On the evening of the day when poor little Daisy had disappeared from her Palace Beautiful Mrs. Flint’s boarders were enjoying their genteel repast in the cool shades of her parlor.  They had shrimps for tea, and eggs, and buttered toast, and a small glass dish of sardines, to say nothing of a few little dishes of different preserves.  Mrs. Dredge, who was considered by the other ladies to have an appetite the reverse of refined, had, in addition to these slight refreshments, a mutton chop.  This she was eating with appetite and relish, while Miss Slowcum languidly tapped her egg, and remarked as she did so that it was hollow, but not more so than life.  Mrs. Mortlock, since the commencement of her affliction, always sat by Mrs. Flint’s side, and when she imagined that her companions were making use of their sight to some purpose she invariably requested Mrs. Flint to describe to her what was going on.  On this particular evening the whole party were much excited and impressed by the unexpected return of Poppy, alias Sarah.

“It took me all of a heap!” said Mrs. Flint; “I really thought the girl was saucy, and had gone—­but never a bit of it.  If you’ll believe me, ladies, she came in as humble as you please, and quite willing to go back to her work in a quiet spirit.  ‘Sarah,’ I said to her in the morning, ‘you’ll rue this day,’ and she did rue it, and to some purpose, or she wouldn’t have returned so sharp in the evening.  She’s a good girl, taking her all in all, is Sarah, and being my own niece, of course I put up with a few things from her which I would not take from a stranger.”

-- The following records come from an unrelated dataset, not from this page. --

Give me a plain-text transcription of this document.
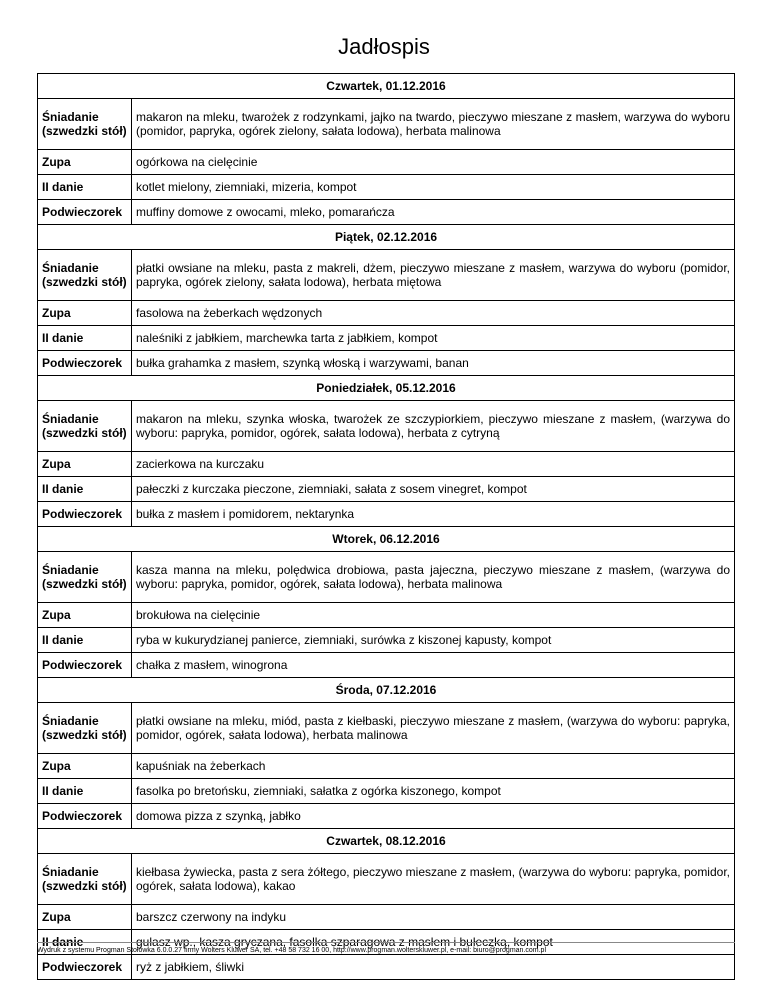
Jadłospis
Czwartek, 01.12.2016	
Śniadanie (szwedzki stół)	makaron na mleku, twarożek z rodzynkami, jajko na twardo, pieczywo mieszane z masłem, warzywa do wyboru (pomidor, papryka, ogórek zielony, sałata lodowa), herbata malinowa
Zupa	ogórkowa na cielęcinie
II danie	kotlet mielony, ziemniaki, mizeria, kompot
Podwieczorek	muffiny domowe z owocami, mleko, pomarańcza
Piątek, 02.12.2016	
Śniadanie (szwedzki stół)	płatki owsiane na mleku, pasta z makreli, dżem, pieczywo mieszane z masłem, warzywa do wyboru (pomidor, papryka, ogórek zielony, sałata lodowa), herbata miętowa
Zupa	fasolowa na żeberkach wędzonych
II danie	naleśniki z jabłkiem, marchewka tarta z jabłkiem, kompot
Podwieczorek	bułka grahamka z masłem, szynką włoską i warzywami, banan
Poniedziałek, 05.12.2016	
Śniadanie (szwedzki stół)	makaron na mleku, szynka włoska, twarożek ze szczypiorkiem, pieczywo mieszane z masłem, (warzywa do wyboru: papryka, pomidor, ogórek, sałata lodowa), herbata z cytryną
Zupa	zacierkowa na kurczaku
II danie	pałeczki z kurczaka pieczone, ziemniaki, sałata z sosem vinegret, kompot
Podwieczorek	bułka z masłem i pomidorem, nektarynka
Wtorek, 06.12.2016	
Śniadanie (szwedzki stół)	kasza manna na mleku, polędwica drobiowa, pasta jajeczna, pieczywo mieszane z masłem, (warzywa do wyboru: papryka, pomidor, ogórek, sałata lodowa), herbata malinowa
Zupa	brokułowa na cielęcinie
II danie	ryba w kukurydzianej panierce, ziemniaki, surówka z kiszonej kapusty, kompot
Podwieczorek	chałka z masłem, winogrona
Środa, 07.12.2016	
Śniadanie (szwedzki stół)	płatki owsiane na mleku, miód, pasta z kiełbaski, pieczywo mieszane z masłem, (warzywa do wyboru: papryka, pomidor, ogórek, sałata lodowa), herbata malinowa
Zupa	kapuśniak na żeberkach
II danie	fasolka po bretońsku, ziemniaki, sałatka z ogórka kiszonego, kompot
Podwieczorek	domowa pizza z szynką, jabłko
Czwartek, 08.12.2016	
Śniadanie (szwedzki stół)	kiełbasa żywiecka, pasta z sera żółtego, pieczywo mieszane z masłem, (warzywa do wyboru: papryka, pomidor, ogórek, sałata lodowa), kakao
Zupa	barszcz czerwony na indyku
II danie	gulasz wp., kasza gryczana, fasolka szparagowa z masłem i bułeczką, kompot
Podwieczorek	ryż z jabłkiem, śliwki
Wydruk z systemu Progman Stołówka 6.0.0.27 firmy Wolters Kluwer SA, tel. +48 58 732 16 00, http://www.progman.wolterskluwer.pl, e-mail: biuro@progman.com.pl
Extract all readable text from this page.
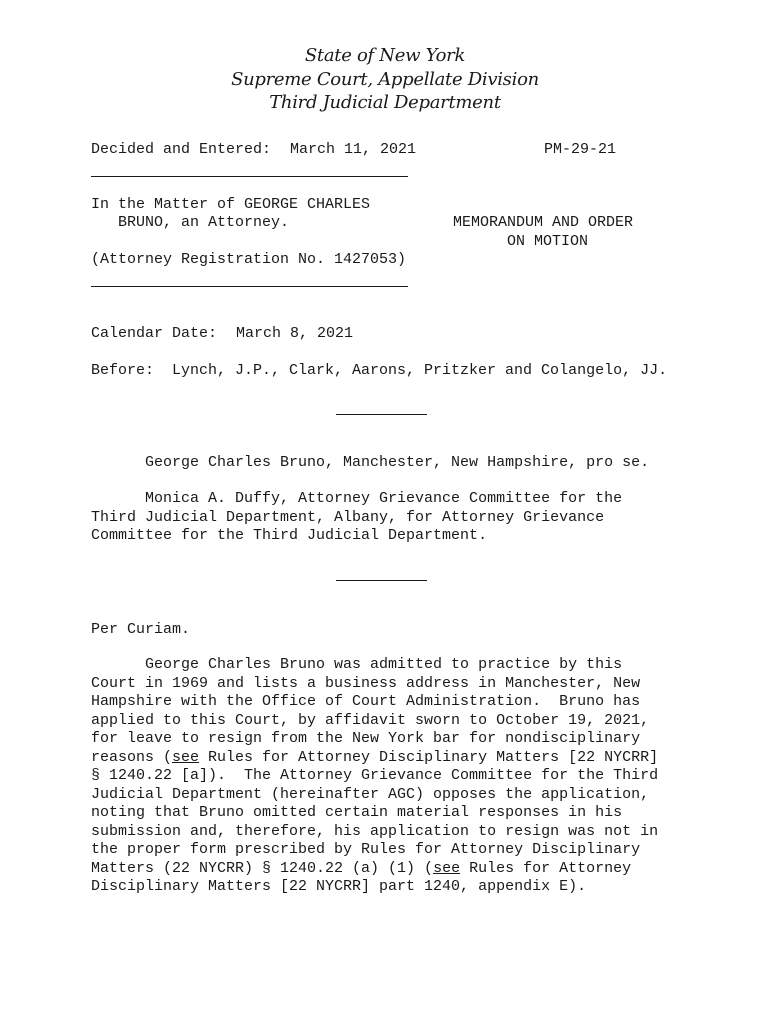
State of New York
Supreme Court, Appellate Division
Third Judicial Department
Decided and Entered: March 11, 2021	PM-29-21
In the Matter of GEORGE CHARLES
BRUNO, an Attorney.
(Attorney Registration No. 1427053)
MEMORANDUM AND ORDER
ON MOTION
Calendar Date: March 8, 2021
Before: Lynch, J.P., Clark, Aarons, Pritzker and Colangelo, JJ.
George Charles Bruno, Manchester, New Hampshire, pro se.
Monica A. Duffy, Attorney Grievance Committee for the
Third Judicial Department, Albany, for Attorney Grievance
Committee for the Third Judicial Department.
Per Curiam.
George Charles Bruno was admitted to practice by this
Court in 1969 and lists a business address in Manchester, New
Hampshire with the Office of Court Administration.  Bruno has
applied to this Court, by affidavit sworn to October 19, 2021,
for leave to resign from the New York bar for nondisciplinary
reasons (see Rules for Attorney Disciplinary Matters [22 NYCRR]
§ 1240.22 [a]).  The Attorney Grievance Committee for the Third
Judicial Department (hereinafter AGC) opposes the application,
noting that Bruno omitted certain material responses in his
submission and, therefore, his application to resign was not in
the proper form prescribed by Rules for Attorney Disciplinary
Matters (22 NYCRR) § 1240.22 (a) (1) (see Rules for Attorney
Disciplinary Matters [22 NYCRR] part 1240, appendix E).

“She spoke pretty sharp this morning about you, Mrs. Flint, to my continual reader,” said Mrs. Mortlock; “I wouldn’t take no airs, if I was you, from Sarah Maria.  Miss Slowcum, I’ll trouble you for the pepper, please.  Seeing that I’m afflicted, and cannot now use my eyesight, I think there might be a little consideration in the small matter of pepper shown to me, but feel as I will I can find it in no way handy.  Thank you, Miss Slowcum; sorry to trouble you, I’m sure.”

“She grows more snappish each day,” whispered Miss Slowcum to Mrs. Dredge; but just then the attention of all the good ladies was diverted by a ringing peal at the hall door-bell, followed by eager voices in the hall, and then by the entrance of Poppy, alias Sarah, who broke in upon the quiet of high tea with a red and startled face.